WA: So, for Zimbabwe to be able to talk of a vibrant arts industry, what steps do you think must be taken?

MM: We need a paradigm shift, totally disregard the traditional ways of doing things. Musicians, enablers (producers) and facilitators (promoters) have to chart a new way of doing business, one that is radical, not in any form or shape dependent on history. There is need for less talk and complaints, but action.
We also need harmony as we are fractured, artistes don’t trust promoters, promoters are at loggerheads with artistes, journalists cover negative stories of the industry with passion and the positives are ignored, producers no longer have quality controls, radio play is skewed towards those that are more popular and foreign music. Check the charts across radio stations and see the trend. If we address these issues, then we will have somewhere to start, I am glad with the new awards coming through that appreciation alone will spur the players to up their game. We need to stop expecting government to come to the party we are our own solution to problems bedevilling the industry (by the way we don’t have one). We need to have the whole value chain, that is we need specialists in distribution and marketing since production is already covered through the various studios, but we then need big record labels that can then filter the many demo recordings from bedroom studios for quality productions, then these are passed on to specialised marketing and distribution entities.

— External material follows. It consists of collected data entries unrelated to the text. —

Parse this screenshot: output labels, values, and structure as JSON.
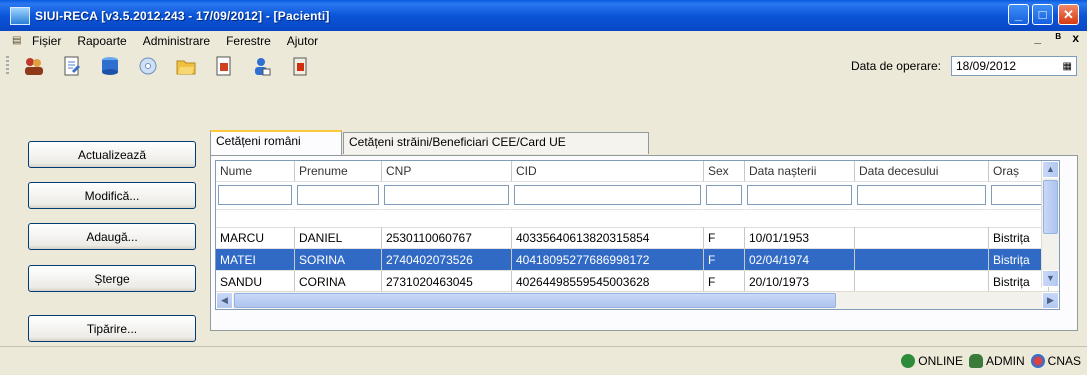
{
  "window": {
    "title": "SIUI-RECA [v3.5.2012.243 - 17/09/2012] - [Pacienti]",
    "min_glyph": "_",
    "max_glyph": "□",
    "close_glyph": "✕"
  },
  "menu": {
    "items": [
      "Fișier",
      "Rapoarte",
      "Administrare",
      "Ferestre",
      "Ajutor"
    ],
    "mdi_min": "_",
    "mdi_restore": "ᴮ",
    "mdi_close": "x"
  },
  "toolbar": {
    "date_label": "Data de operare:",
    "date_value": "18/09/2012",
    "date_drop": "▦"
  },
  "buttons": {
    "refresh": "Actualizează",
    "edit": "Modifică...",
    "add": "Adaugă...",
    "delete": "Șterge",
    "print": "Tipărire..."
  },
  "tabs": [
    "Cetățeni români",
    "Cetățeni străini/Beneficiari CEE/Card UE"
  ],
  "grid": {
    "columns": [
      "Nume",
      "Prenume",
      "CNP",
      "CID",
      "Sex",
      "Data nașterii",
      "Data decesului",
      "Oraș"
    ],
    "rows": [
      [
        "MARCU",
        "DANIEL",
        "2530110060767",
        "40335640613820315854",
        "F",
        "10/01/1953",
        "",
        "Bistrița"
      ],
      [
        "MATEI",
        "SORINA",
        "2740402073526",
        "40418095277686998172",
        "F",
        "02/04/1974",
        "",
        "Bistrița"
      ],
      [
        "SANDU",
        "CORINA",
        "2731020463045",
        "40264498559545003628",
        "F",
        "20/10/1973",
        "",
        "Bistrița"
      ]
    ],
    "selected_row": 1
  },
  "status": {
    "online": "ONLINE",
    "user": "ADMIN",
    "org": "CNAS"
  },
  "colors": {
    "selection": "#316ac5",
    "titlebar": "#0b55d8",
    "face": "#ece9d8"
  }
}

We also need education facilities meant for the industry that will teach about the various industry departments like artiste management. Right now we only have three artistes’ managers in the country (former Tuku’s manager Walter Wanyanya, Winky D’s manager Jonathan Banda and Elton Bryce (Cindy Munyavi’s manager), the rest are booking agents masquerading as artistes’ managers. We need well rounded music promoters, right now we don’t have any, all we have are concert promoters. We need efficient and effective collection societies as our Zimbabwe Music Rights Association is outdated. So all these are sectors that people from college can come through for training and it will be a recognised profession just as any other professions.

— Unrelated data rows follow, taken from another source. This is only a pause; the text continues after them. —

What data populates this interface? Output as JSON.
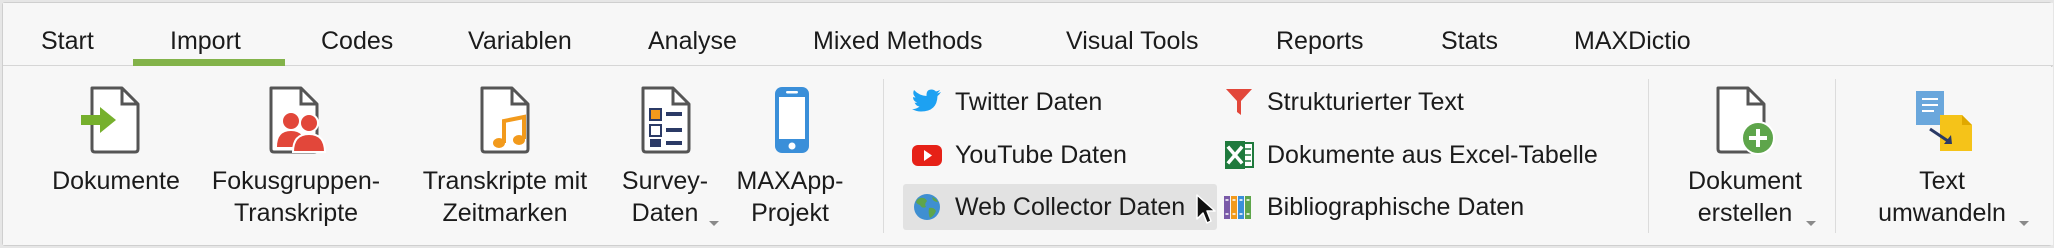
{
  "tabs": [
    {
      "label": "Start",
      "selected": false
    },
    {
      "label": "Import",
      "selected": true
    },
    {
      "label": "Codes",
      "selected": false
    },
    {
      "label": "Variablen",
      "selected": false
    },
    {
      "label": "Analyse",
      "selected": false
    },
    {
      "label": "Mixed Methods",
      "selected": false
    },
    {
      "label": "Visual Tools",
      "selected": false
    },
    {
      "label": "Reports",
      "selected": false
    },
    {
      "label": "Stats",
      "selected": false
    },
    {
      "label": "MAXDictio",
      "selected": false
    }
  ],
  "ribbon": {
    "dokumente": {
      "line1": "Dokumente",
      "line2": "",
      "icon": "document-import-icon"
    },
    "fokusgruppen": {
      "line1": "Fokusgruppen-",
      "line2": "Transkripte",
      "icon": "focus-group-document-icon"
    },
    "transkripte": {
      "line1": "Transkripte mit",
      "line2": "Zeitmarken",
      "icon": "audio-transcript-icon"
    },
    "survey": {
      "line1": "Survey-",
      "line2": "Daten",
      "icon": "survey-data-icon",
      "has_dropdown": true
    },
    "maxapp": {
      "line1": "MAXApp-",
      "line2": "Projekt",
      "icon": "mobile-phone-icon"
    },
    "twitter": {
      "label": "Twitter Daten",
      "icon": "twitter-bird-icon"
    },
    "youtube": {
      "label": "YouTube Daten",
      "icon": "youtube-play-icon"
    },
    "webcollector": {
      "label": "Web Collector Daten",
      "icon": "globe-icon",
      "hovered": true
    },
    "strukturiert": {
      "label": "Strukturierter Text",
      "icon": "red-funnel-icon"
    },
    "excel": {
      "label": "Dokumente aus Excel-Tabelle",
      "icon": "excel-icon"
    },
    "biblio": {
      "label": "Bibliographische Daten",
      "icon": "books-icon"
    },
    "dokument_erstellen": {
      "line1": "Dokument",
      "line2": "erstellen",
      "icon": "document-add-icon",
      "has_dropdown": true
    },
    "text_umwandeln": {
      "line1": "Text",
      "line2": "umwandeln",
      "icon": "text-convert-icon",
      "has_dropdown": true
    }
  },
  "colors": {
    "accent_green": "#83b34a",
    "icon_red": "#e2473a",
    "icon_orange": "#f29a1c",
    "icon_blue": "#3a8fd9",
    "twitter_blue": "#1da1f2",
    "youtube_red": "#e62117",
    "excel_green": "#1f7a3d"
  }
}
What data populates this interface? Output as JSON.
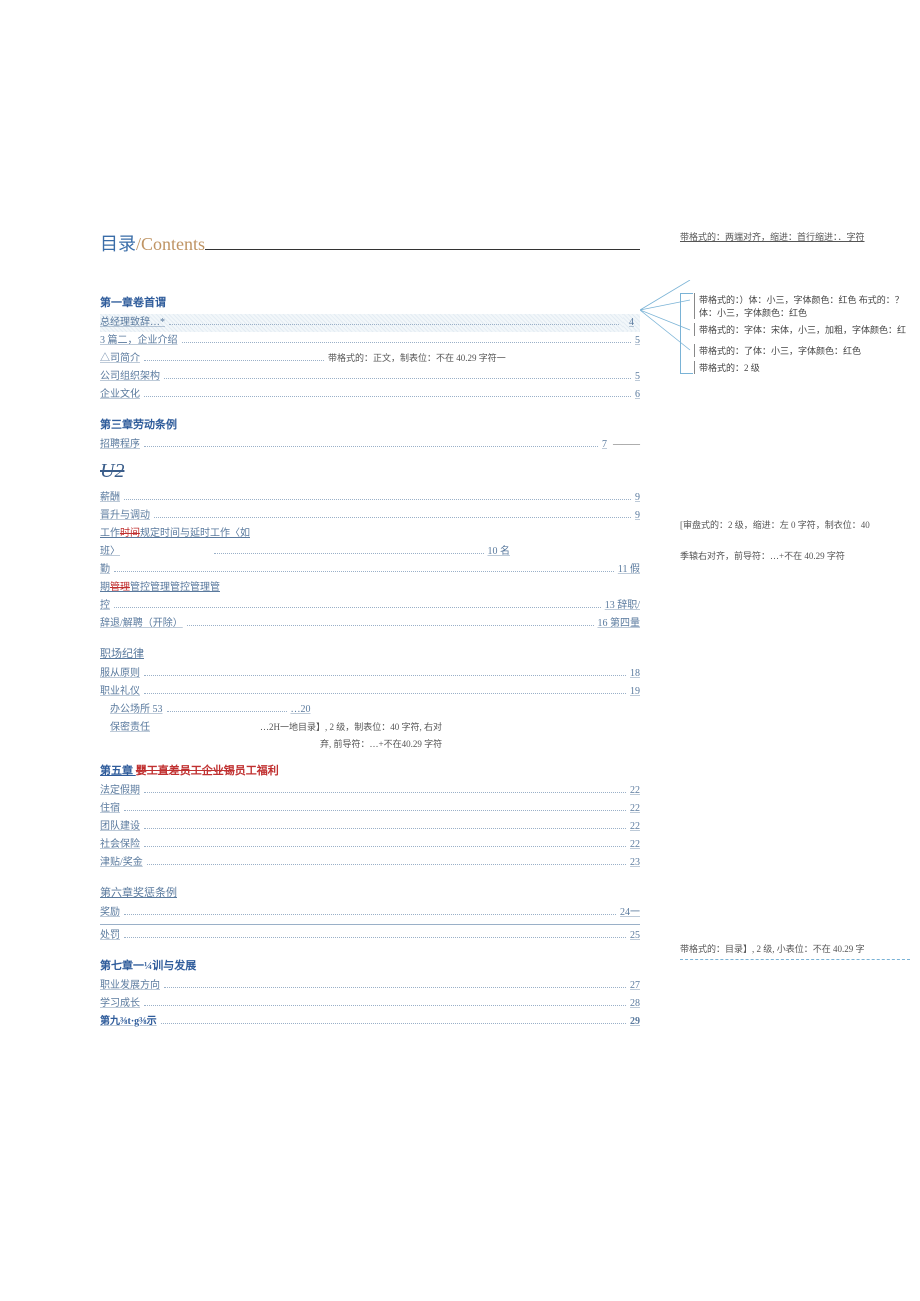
{
  "title_cn": "目录",
  "title_en": "/Contents",
  "annotations": {
    "top": "带格式的：两端对齐，缩进：首行缩进：．字符",
    "box1": "带格式的：）体：小三，字体颜色：红色 布式的：？体：小三，字体颜色：红色",
    "box2": "带格式的：字体：宋体，小三，加粗，字体颜色：红",
    "box3": "带格式的：了体：小三，字体颜色：红色",
    "box4": "带格式的：2 级",
    "right_mid1": "[审盘式的：2 级，缩进：左 0 字符，制衣位：40",
    "right_mid2": "季辕右对齐，前导符：…+不在 40.29 字符",
    "right_bottom": "带格式的：目录】, 2 级, 小表位：不在 40.29 字"
  },
  "chapters": {
    "ch1": "第一章卷首谓",
    "ch3": "第三章劳动条例",
    "ch4t": "职场纪律",
    "ch5": "第五章 ",
    "ch5_strike": "嬰工直差员工企业锡",
    "ch5_after": "员工福利",
    "ch6": "第六章奖惩条例",
    "ch7": "第七章一¼训与发展",
    "ch9": "第九⅜t·g⅜示"
  },
  "u2": "U2",
  "toc": {
    "l1": {
      "label": "总经理致辞…*",
      "pg": "4"
    },
    "l2": {
      "label": "3 篇二，企业介绍",
      "pg": "5"
    },
    "l3": {
      "label": "△司简介 ",
      "note": "带格式的：正文，制表位：不在 40.29 字符一"
    },
    "l4": {
      "label": "公司组织架构",
      "pg": "5"
    },
    "l5": {
      "label": "企业文化",
      "pg": "6"
    },
    "l6": {
      "label": "招聘程序",
      "pg": "7"
    },
    "l7": {
      "label": "薪酬",
      "pg": "9"
    },
    "l8": {
      "label": "晋升与调动",
      "pg": "9"
    },
    "l9a": "工作",
    "l9strike": "时间",
    "l9b": "规定时间",
    "l9c": "与延时工作〈如",
    "l10": {
      "label": "班〉",
      "pg": "10 名"
    },
    "l11": {
      "label": "勤",
      "pg": "11 假"
    },
    "l12a": "期",
    "l12s": "管理",
    "l12b": "管控管理管控管理管",
    "l13": {
      "label": "控",
      "pg": "13 辞职/"
    },
    "l14": {
      "label": "辞退/解聘（开除）",
      "pg": "16 第四量"
    },
    "l15": {
      "label": "服从原则",
      "pg": "18"
    },
    "l16": {
      "label": "职业礼仪",
      "pg": "19"
    },
    "l17": {
      "label": "办公场所 53",
      "pg": "…20"
    },
    "l18": {
      "label": "保密责任",
      "note1": "…2H一地目录】, 2 级，制表位：40 字符, 右对",
      "note2": "弃, 前导符：…+不在40.29 字符"
    },
    "l19": {
      "label": "法定假期",
      "pg": "22"
    },
    "l20": {
      "label": "住宿",
      "pg": "22"
    },
    "l21": {
      "label": "团队建设",
      "pg": "22"
    },
    "l22": {
      "label": "社会保险",
      "pg": "22"
    },
    "l23": {
      "label": "津贴/奖金",
      "pg": "23"
    },
    "l24": {
      "label": "奖励",
      "pg": "24一"
    },
    "l25": {
      "label": "处罚",
      "pg": "25"
    },
    "l26": {
      "label": "职业发展方向",
      "pg": "27"
    },
    "l27": {
      "label": "学习成长",
      "pg": "28"
    },
    "l28": {
      "pg": "29"
    }
  }
}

WA: Who else should play a part towards the building of a vibrant creative sector?

MM: The beverages companies have to play a part, they are the biggest beneficiaries of the sector. Imagine all the beverages consumed at live concerts bars and nightclubs, while people listen to music. I believe before we lobby the government, these companies should set aside a healthy budget for the sector. Why should they reap where they have not sown? They should give grants to the sector. The dividends of the investment will even benefit the nation as the grants can be used for budding artistes to showcase their talents at festivals beyond our borders which will in return boost tourism. The government on the other hand should look at infrastructure development, we need performances centres in every province, for music to grow the barriers to entry have to be lowered, other than Harare and Bulawayo there are no decent places to host music events. Here in Harare and Bulawayo, the places are limited and with the high level of competition from the new age churches and corporates, music has been pushed to the bottom of the pyramid, and very soon we will be driven back to nightclubs and sports clubs for performances, so the government has to build more centres fit for concerts. Every province should have its own centre.

WA: What is in stock for the showbiz from Entertainment Republic?

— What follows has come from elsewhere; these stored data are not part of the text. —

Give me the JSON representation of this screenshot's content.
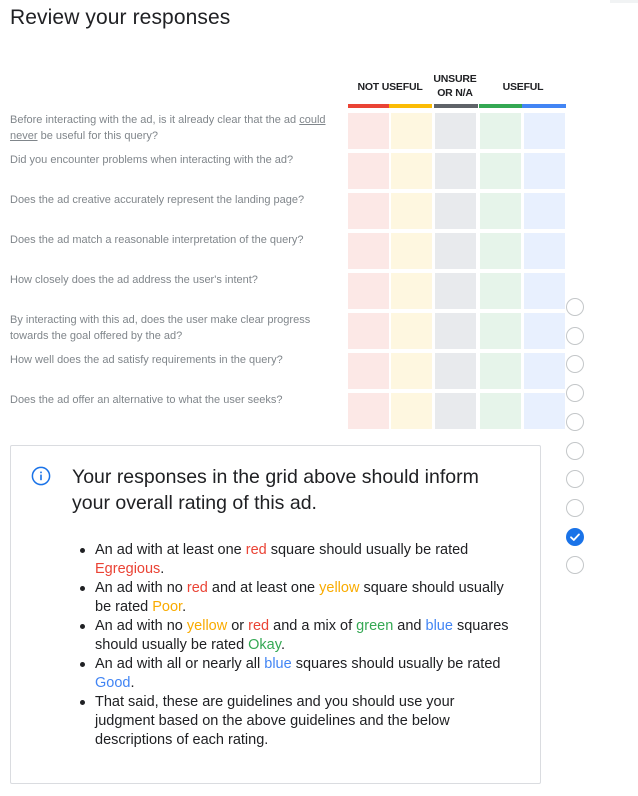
{
  "title": "Review your responses",
  "columns": {
    "not_useful": "NOT USEFUL",
    "unsure_line1": "UNSURE",
    "unsure_line2": "OR N/A",
    "useful": "USEFUL"
  },
  "colors": {
    "red": "#ea4335",
    "yellow": "#fbbc04",
    "grey": "#5f6368",
    "green": "#34a853",
    "blue": "#4285f4",
    "cell_red": "#fce8e6",
    "cell_yellow": "#fef7e0",
    "cell_grey": "#e8eaed",
    "cell_green": "#e6f4ea",
    "cell_blue": "#e8f0fe",
    "checked_radio": "#1a73e8"
  },
  "questions": [
    {
      "pre": "Before interacting with the ad, is it already clear that the ad ",
      "underlined": "could never",
      "post": " be useful for this query?"
    },
    {
      "pre": "Did you encounter problems when interacting with the ad?",
      "underlined": "",
      "post": ""
    },
    {
      "pre": "Does the ad creative accurately represent the landing page?",
      "underlined": "",
      "post": ""
    },
    {
      "pre": "Does the ad match a reasonable interpretation of the query?",
      "underlined": "",
      "post": ""
    },
    {
      "pre": "How closely does the ad address the user's intent?",
      "underlined": "",
      "post": ""
    },
    {
      "pre": "By interacting with this ad, does the user make clear progress towards the goal offered by the ad?",
      "underlined": "",
      "post": ""
    },
    {
      "pre": "How well does the ad satisfy requirements in the query?",
      "underlined": "",
      "post": ""
    },
    {
      "pre": "Does the ad offer an alternative to what the user seeks?",
      "underlined": "",
      "post": ""
    }
  ],
  "rating_options": {
    "count": 10,
    "selected_index": 8
  },
  "info": {
    "icon": "info-icon",
    "title": "Your responses in the grid above should inform your overall rating of this ad.",
    "bullets": [
      [
        {
          "t": "An ad with at least one "
        },
        {
          "t": "red",
          "c": "c-red"
        },
        {
          "t": " square should usually be rated "
        },
        {
          "t": "Egregious",
          "c": "c-egregious"
        },
        {
          "t": "."
        }
      ],
      [
        {
          "t": "An ad with no "
        },
        {
          "t": "red",
          "c": "c-red"
        },
        {
          "t": " and at least one "
        },
        {
          "t": "yellow",
          "c": "c-yellow"
        },
        {
          "t": " square should usually be rated "
        },
        {
          "t": "Poor",
          "c": "c-poor"
        },
        {
          "t": "."
        }
      ],
      [
        {
          "t": "An ad with no "
        },
        {
          "t": "yellow",
          "c": "c-yellow"
        },
        {
          "t": " or "
        },
        {
          "t": "red",
          "c": "c-red"
        },
        {
          "t": " and a mix of "
        },
        {
          "t": "green",
          "c": "c-green"
        },
        {
          "t": " and "
        },
        {
          "t": "blue",
          "c": "c-blue"
        },
        {
          "t": " squares should usually be rated "
        },
        {
          "t": "Okay",
          "c": "c-okay"
        },
        {
          "t": "."
        }
      ],
      [
        {
          "t": "An ad with all or nearly all "
        },
        {
          "t": "blue",
          "c": "c-blue"
        },
        {
          "t": " squares should usually be rated "
        },
        {
          "t": "Good",
          "c": "c-good"
        },
        {
          "t": "."
        }
      ],
      [
        {
          "t": "That said, these are guidelines and you should use your judgment based on the above guidelines and the below descriptions of each rating."
        }
      ]
    ]
  }
}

MM: We are in the process of planning a music conference scheduled for the last quarter of the year. We believe that at this conference we will be able to chart the way forward for a vibrant music industry, our ambit is music. However, it goes hand-in-hand with other facets of arts and we believe a vibrant music industry will spur the other arts areas as well. Persistence, commitment and dedication is what is really needed and a healthy economy. For without a healthy economy and disposable income, entertainment or arts will flourish for now all of this remains a dream. Dreams that can be deferred to the detriment of the next generation. Imagine Saudi Arabia has put a budget for the entertainment sector for the next 10 years at $64 billion.